Indonesian LGBTQ rights organization

GAYa NUSANTARA is an Indonesian civil rights organization that focused on LGBTQ rights in Indonesian communities through research, publication, education, and advocacy.

== History ==
After the disbandment of the Lambda Indonesia, first openly gay organization in Indonesia in 1986, Dede Oetomo found this organization on August 1, 1987, to continue the movement. The writing of the organization's name itself the first three letters of the first word, which are written in capitals to highlight the word "Gay" because, at first, the organization focused only on gay people. However, they expanded their work to include a greater diversity of LGBT people in Indonesia. After working for more than twenty years, the organization was legally recognized by the government on June 27, 2012.

== Works ==
They regularly published a zine as part of their movement, with the first issue published around November 1987. At its peak of publication, the zine sold 1,000 copies (or had a circulation of 1,000 prints). The print publication stopped in 2005 but returned as an online publication in 2014.

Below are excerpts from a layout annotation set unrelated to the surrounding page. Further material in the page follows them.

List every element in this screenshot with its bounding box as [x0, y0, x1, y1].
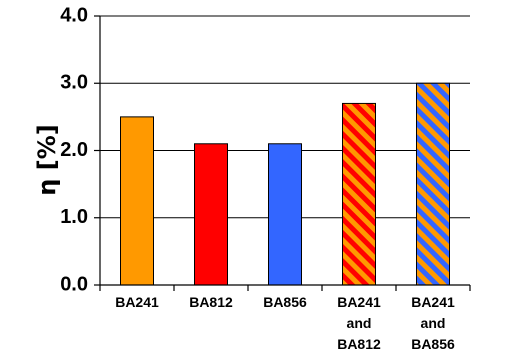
x-category-label: BA241: [115, 294, 159, 310]
bar-ba856: [268, 143, 302, 286]
bar-ba241: [120, 116, 154, 286]
x-tick-labels: BA241 BA812 BA856 BA241 and BA812 BA241 and BA85…: [115, 294, 455, 352]
x-category-label: BA812: [189, 294, 233, 310]
bars: [120, 82, 450, 286]
x-category-label: BA856: [263, 294, 307, 310]
y-axis-title: η [%]: [33, 124, 61, 195]
x-category-label: BA241 and BA856: [411, 294, 455, 352]
axes: [94, 15, 471, 291]
bar-ba241-and-ba856: [416, 82, 450, 286]
y-tick-label: 4.0: [60, 4, 88, 26]
bar-ba241-and-ba812: [342, 102, 376, 286]
y-tick-label: 0.0: [60, 273, 88, 295]
x-category-label: BA241 and BA812: [337, 294, 381, 352]
y-tick-labels: 0.0 1.0 2.0 3.0 4.0: [60, 4, 88, 295]
bar-ba812: [194, 143, 228, 286]
y-tick-label: 1.0: [60, 206, 88, 228]
y-tick-label: 3.0: [60, 72, 88, 94]
y-tick-label: 2.0: [60, 139, 88, 161]
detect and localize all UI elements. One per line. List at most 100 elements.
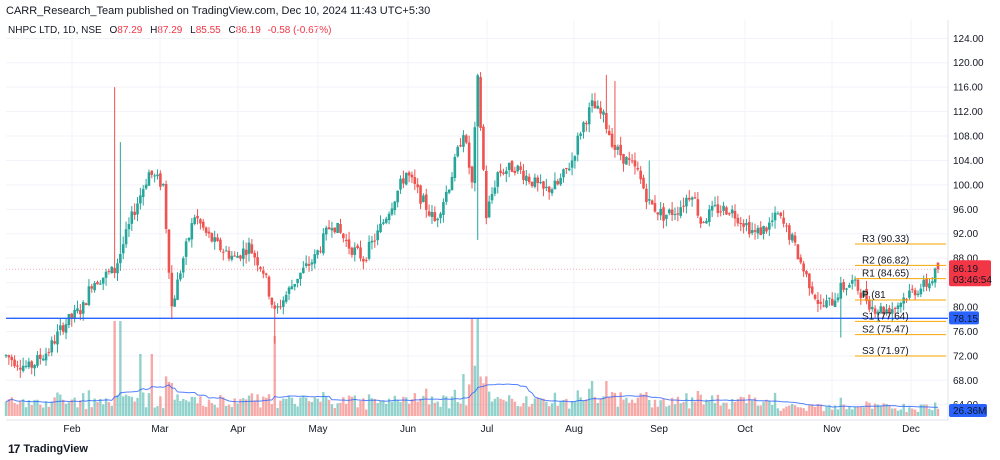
volume-bar [507,395,511,416]
y-tick-label: 112.00 [953,107,983,118]
candle-body [587,107,591,125]
volume-bar [616,406,620,416]
y-tick-label: 92.00 [953,229,978,240]
volume-bar [547,406,551,416]
volume-bar [871,408,874,416]
candle-body [41,358,45,361]
volume-bar [436,401,439,416]
volume-bar [928,408,931,416]
candle-body [567,168,571,171]
candle-body [442,202,445,215]
volume-bar [427,404,431,416]
volume-bar [570,401,574,416]
candle-body [770,220,774,222]
candle-body [773,212,777,221]
candle-body [322,233,325,254]
candle-body [330,228,334,231]
candle-body [196,215,199,219]
candle-body [336,222,339,233]
volume-bar [385,403,388,416]
volume-bar [539,398,542,416]
candle-body [350,247,354,255]
candle-body [748,221,751,235]
tradingview-footer[interactable]: 17 TradingView [8,442,88,456]
volume-bar [828,405,831,416]
candle-body [873,308,877,314]
candle-body [4,355,8,357]
volume-bar [173,399,176,416]
volume-bar [496,397,499,416]
volume-bar [373,399,376,416]
candle-body [33,364,36,369]
candle-body [127,224,131,230]
volume-bar [64,403,68,416]
candle-body [244,249,248,256]
candle-body [379,223,382,233]
volume-bar [119,321,122,416]
x-tick-label: May [309,424,328,435]
volume-bar [256,394,259,416]
volume-bar [885,403,888,416]
volume-bar [599,398,602,416]
candle-body [736,217,740,224]
x-tick-label: Mar [151,424,169,435]
candle-body [136,203,139,215]
volume-bar [84,409,88,416]
candle-body [239,255,242,259]
symbol-name[interactable]: NHPC LTD, 1D, NSE [8,25,102,36]
volume-bar [416,401,419,416]
candle-body [176,279,179,300]
candle-body [359,247,362,259]
candle-body [819,302,823,304]
candle-body [433,212,437,222]
candle-body [813,294,817,299]
volume-bar [893,408,897,416]
volume-bar [633,402,637,416]
candle-body [682,205,685,207]
candle-body [161,183,165,186]
volume-bar [579,397,582,416]
candle-body [316,250,319,255]
volume-bar [330,404,334,416]
candle-body [633,160,637,167]
volume-bar [613,392,617,416]
volume-bar [307,401,311,416]
volume-bar [813,406,817,416]
volume-bar [142,392,145,416]
volume-bar [319,401,322,416]
candle-body [179,273,182,280]
candle-body [765,227,768,232]
candle-body [822,305,825,307]
candle-body [536,177,540,184]
volume-bar [636,397,640,416]
candle-body [61,325,65,332]
volume-bar [447,408,451,416]
high-label: H [150,25,158,36]
candle-body [776,213,780,215]
volume-bar [336,403,339,416]
volume-bar [602,396,605,416]
candle-body [236,255,239,258]
volume-bar [802,408,805,416]
candle-body [602,111,605,115]
volume-bar [61,399,65,416]
candle-body [36,355,39,366]
candle-body [273,305,277,309]
candle-body [307,264,311,266]
candle-body [645,188,648,203]
candle-body [290,286,294,290]
volume-bar [150,354,154,416]
volume-bar [665,406,668,416]
candle-body [113,267,116,274]
candle-body [13,359,16,367]
volume-bar [716,394,720,416]
volume-bar [708,400,711,416]
candle-body [101,277,105,284]
volume-bar [493,398,497,416]
candle-body [753,230,757,232]
volume-bar [204,406,208,416]
pivot-label: R1 (84.65) [862,269,909,280]
volume-bar [865,401,868,416]
volume-bar [931,410,934,416]
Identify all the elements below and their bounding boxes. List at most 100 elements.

On 7 June 2016, the organization plan to conduct an event to disseminate information regarding the prevention and treatment of HIV/AIDS within the gay community. This initiative was a component of the "Gua Berani" campaign, which translates to "I am brave", aimed at encouraging individuals to undergo HIV testing and ascertain their status. The event was cancelled. Law enforcement authorities reportedly perceived the intended gathering as an LGBT-focused event, and consequently, the requisite permits for conducting the event were not granted by local police. On 2022, the organization critiqued Mahfud MD for his opinion of the criminalization of homosexuality in Indonesia as part of Indonesian Criminal Code as violation of the Universal Declaration of Human Rights. In the same year, the organization also criticized Ahmad Riza Patria for his statement asserting that Citayam Fashion Week, a street fashion festival in Indonesia, constituted an LGBTQ movement. They further accused Patria of spreading homophobia.